Nor did I want to bring my darkness to any of the others. Lamarr and Tammy, Ramona and Jesse, Don and Charlotte—all of them are happy, and it is my duty to make them so. I could not take my comfort from them.
Before I knew what I was doing, I found myself at the home of the fire woman again.
Freya does not attend church services; she was still in her pajamas, curled in a chair with a cup of coffee, busily writing something. I learned with a quick look over her shoulder that it was a letter to her mother, full of news and good feeling. It made me smile for the first time in the day.
I watched her for a time. Even in such a sedentary activity, there was liveliness in her. Gone was the sloth from the last time; she was glowing bright again, and I wanted more than anything for her to see me.
“What would you say to me?” I asked her, speaking aloud, though not trying to make her hear me. I wanted her to hear without my forcing her to. “I think you would know precisely what to say to make me feel better.”
Strange that in so short a time, I should have such faith in her.
Coming to the end of a thought, she looked up and tapped her pen on the edge of the paper. A frown came to her brow, and she set her paper aside, rising gracefully to her feet. I stepped out of the way as she paced across the room, her thoughts churning over a new problem. Curious, I started to look at those thoughts, but then she began to speak them aloud, and I simply listened.
“I’m not lonely,” she said, folding her arms over her chest. “Everyone has their moments, because society has convinced us that we need someone else to prop us up, to be content. I don’t.” She sighed. “I want someone, to help me through the rough spots, but I don’t need him anytime soon.” She ducked her head, her hair rippling as she passed through the sunlight coming in the window.

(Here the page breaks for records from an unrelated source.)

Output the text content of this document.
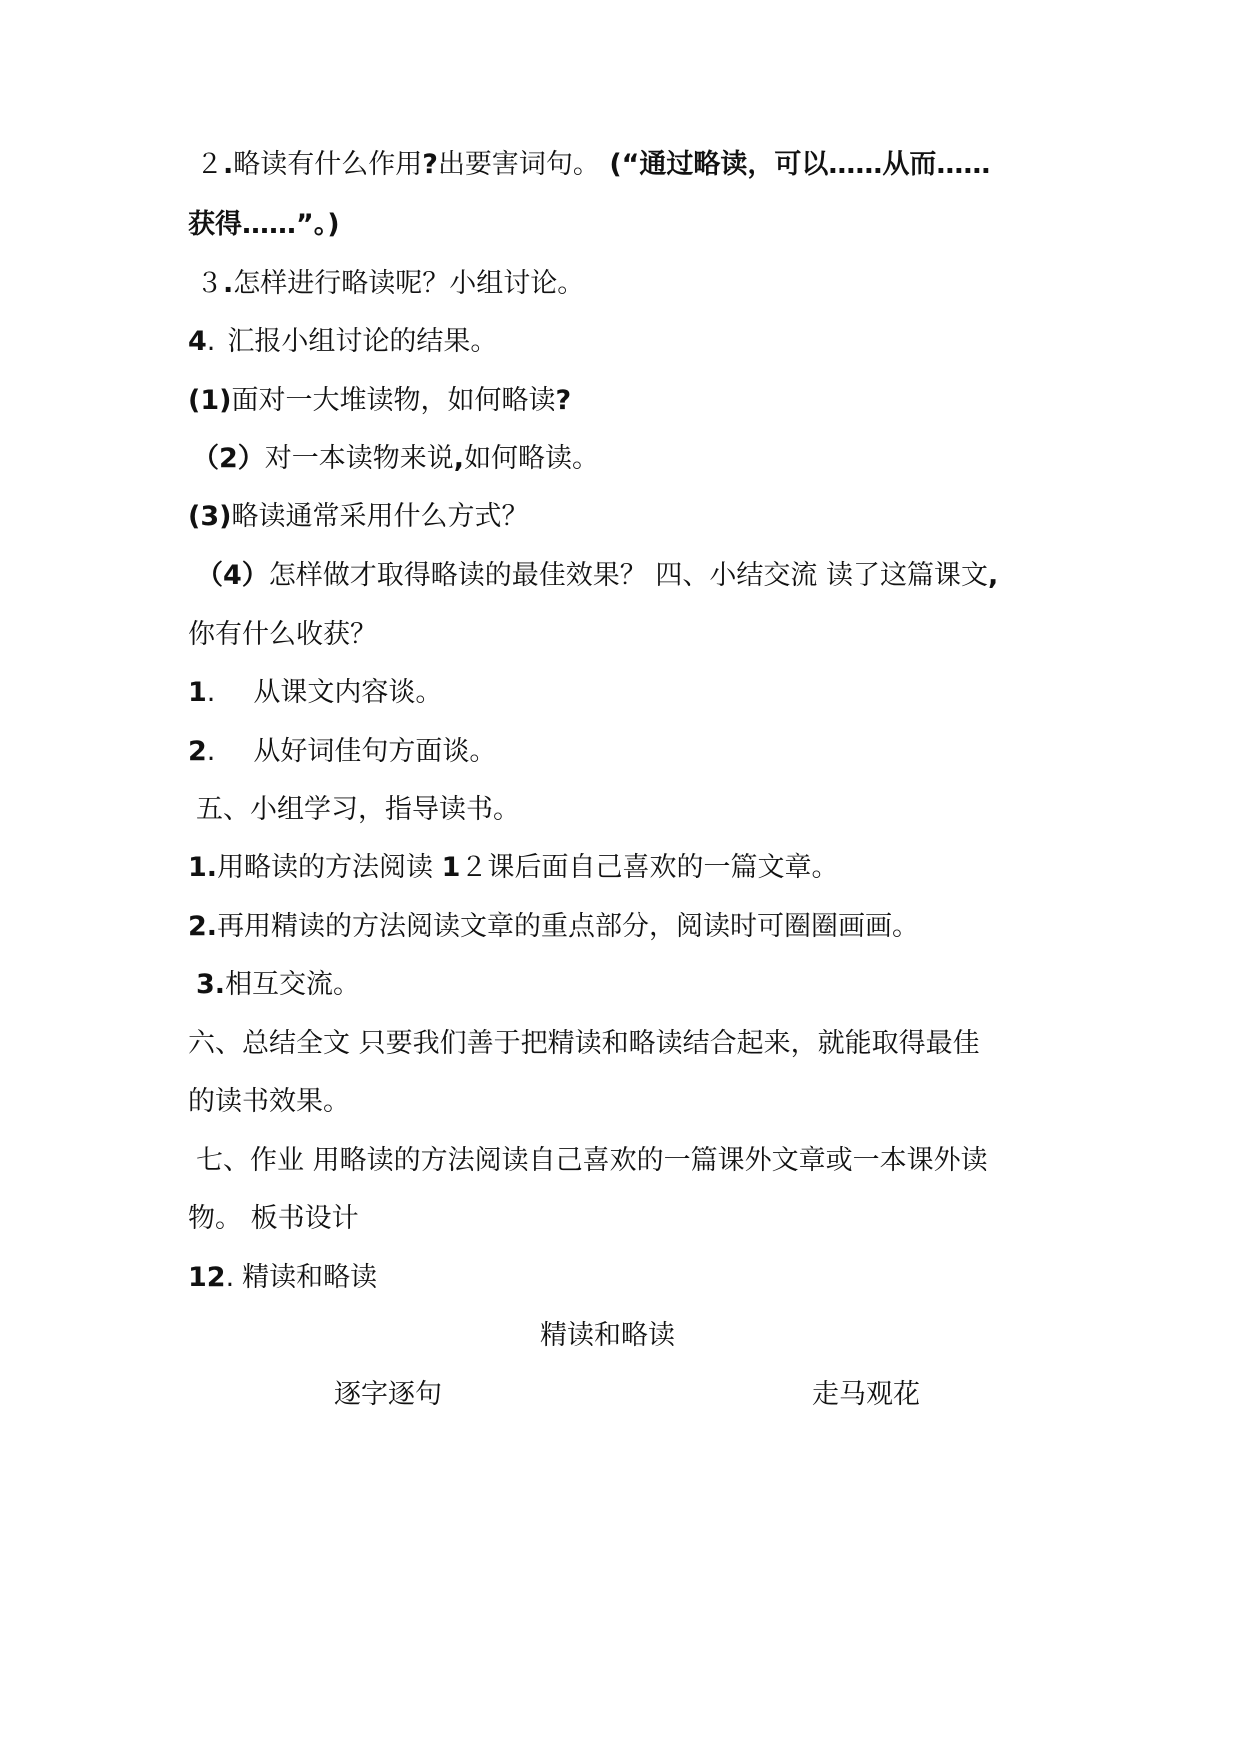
２.略读有什么作用?出要害词句。 (“通过略读，可以……从而……
获得……”。)
３.怎样进行略读呢？小组讨论。
4. 汇报小组讨论的结果。
(1)面对一大堆读物，如何略读?
（2）对一本读物来说,如何略读。
(3)略读通常采用什么方式？
（4）怎样做才取得略读的最佳效果？ 四、小结交流 读了这篇课文,
你有什么收获？
1. 从课文内容谈。
2. 从好词佳句方面谈。
五、小组学习，指导读书。
1.用略读的方法阅读 1２课后面自己喜欢的一篇文章。
2.再用精读的方法阅读文章的重点部分，阅读时可圈圈画画。
3.相互交流。
六、总结全文 只要我们善于把精读和略读结合起来，就能取得最佳
的读书效果。
七、作业 用略读的方法阅读自己喜欢的一篇课外文章或一本课外读
物。 板书设计
12. 精读和略读
精读和略读
逐字逐句	走马观花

“I’m happy here,” she said, and she looked around, her eyes moving around her little house, her cats curled in the empty place where her body’s warmth still remained. “I’m happy where I am. And I have my times when I think I need to be better—when I realize that I’ve disappointed expectations I built up years ago for myself. But disappointment won’t kill me. It can’t.” She balled her hand up into a fist and punched the air only a few inches away from me. I watched her turn again, the weight of the darkness beginning to lift.
Turning sharply and suddenly, she hurried to a bookshelf and pulled free a book. Flipping through it—its pages were much marked and tattered—she found the page she wanted and nodded, smiling. “ ‘We must accept finite disappointment,’” she read out, “ ‘but never lose infinite hope.’ Right.” She looked up with a satisfied smile, right into me. “Disappointment happens, but hope lasts, and that’s what will keep me going. Good.” Closing the book with a thump, she skipped back to the shelf and replaced it. “Thanks, Dr. King. You’re a peach.” And ushering the cats out of her seat, she returned to her letter, writing many of those thoughts to her mother.

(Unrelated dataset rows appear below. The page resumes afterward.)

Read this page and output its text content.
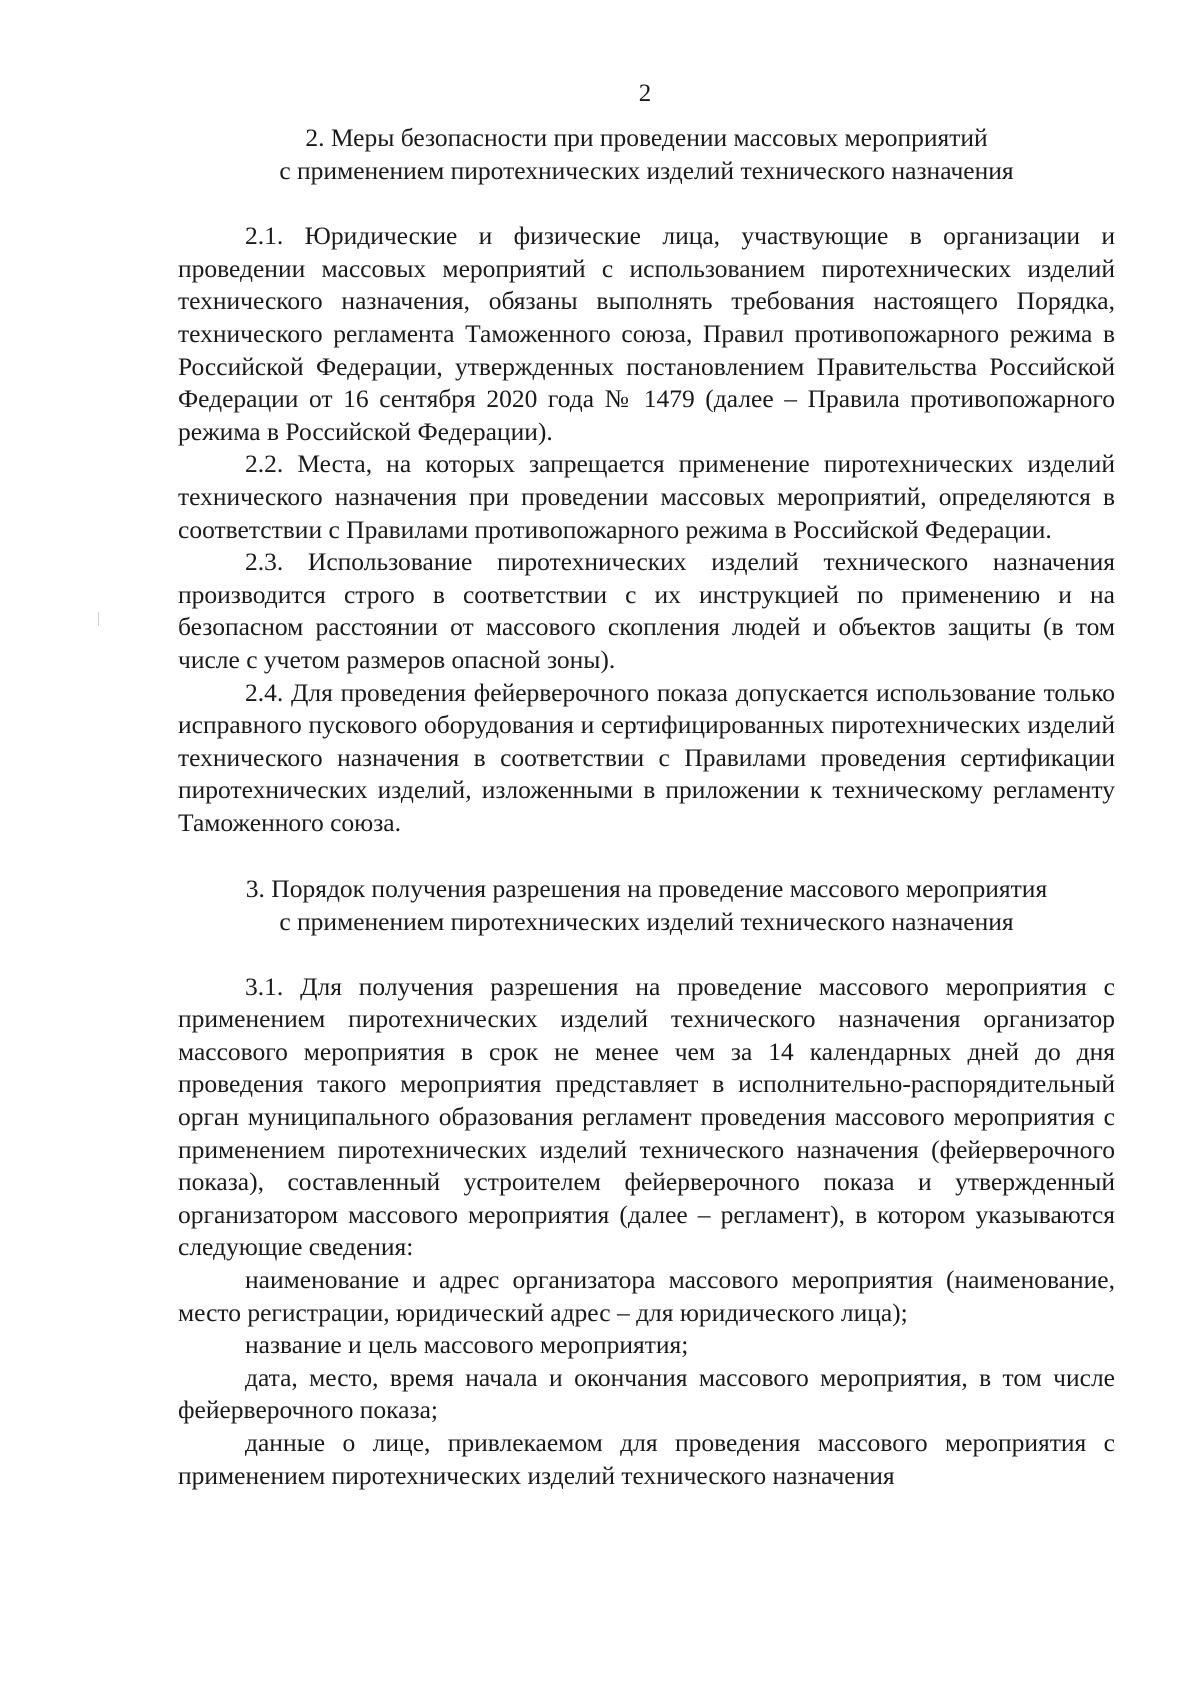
2
2. Меры безопасности при проведении массовых мероприятий
с применением пиротехнических изделий технического назначения

2.1. Юридические и физические лица, участвующие в организации и проведении массовых мероприятий с использованием пиротехнических изделий технического назначения, обязаны выполнять требования настоящего Порядка, технического регламента Таможенного союза, Правил противопожарного режима в Российской Федерации, утвержденных постановлением Правительства Российской Федерации от 16 сентября 2020 года № 1479 (далее – Правила противопожарного режима в Российской Федерации).

2.2. Места, на которых запрещается применение пиротехнических изделий технического назначения при проведении массовых мероприятий, определяются в соответствии с Правилами противопожарного режима в Российской Федерации.

2.3. Использование пиротехнических изделий технического назначения производится строго в соответствии с их инструкцией по применению и на безопасном расстоянии от массового скопления людей и объектов защиты (в том числе с учетом размеров опасной зоны).

2.4. Для проведения фейерверочного показа допускается использование только исправного пускового оборудования и сертифицированных пиротехнических изделий технического назначения в соответствии с Правилами проведения сертификации пиротехнических изделий, изложенными в приложении к техническому регламенту Таможенного союза.

3. Порядок получения разрешения на проведение массового мероприятия
с применением пиротехнических изделий технического назначения

3.1. Для получения разрешения на проведение массового мероприятия с применением пиротехнических изделий технического назначения организатор массового мероприятия в срок не менее чем за 14 календарных дней до дня проведения такого мероприятия представляет в исполнительно-распорядительный орган муниципального образования регламент проведения массового мероприятия с применением пиротехнических изделий технического назначения (фейерверочного показа), составленный устроителем фейерверочного показа и утвержденный организатором массового мероприятия (далее – регламент), в котором указываются следующие сведения:

наименование и адрес организатора массового мероприятия (наименование, место регистрации, юридический адрес – для юридического лица);

название и цель массового мероприятия;

дата, место, время начала и окончания массового мероприятия, в том числе фейерверочного показа;

данные о лице, привлекаемом для проведения массового мероприятия с применением пиротехнических изделий технического назначения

I watched the words forming at the end of her pen, very nearly floating through the ceiling in my relief. She was correct, as was the Dr. King from whom she borrowed the words.
Our brethren in the garden are torn every way by the forces of our father and his Enemy. They are battered, broken, and blind, and sometimes they will disappoint us in their weakness. That is why the battle will be long. But the victory is assured, my friends, and we can lessen the gap between ourselves and that end if we will only have hope, and faith in our Father’s power. The process may be slow, but he is indeed drawing his children home.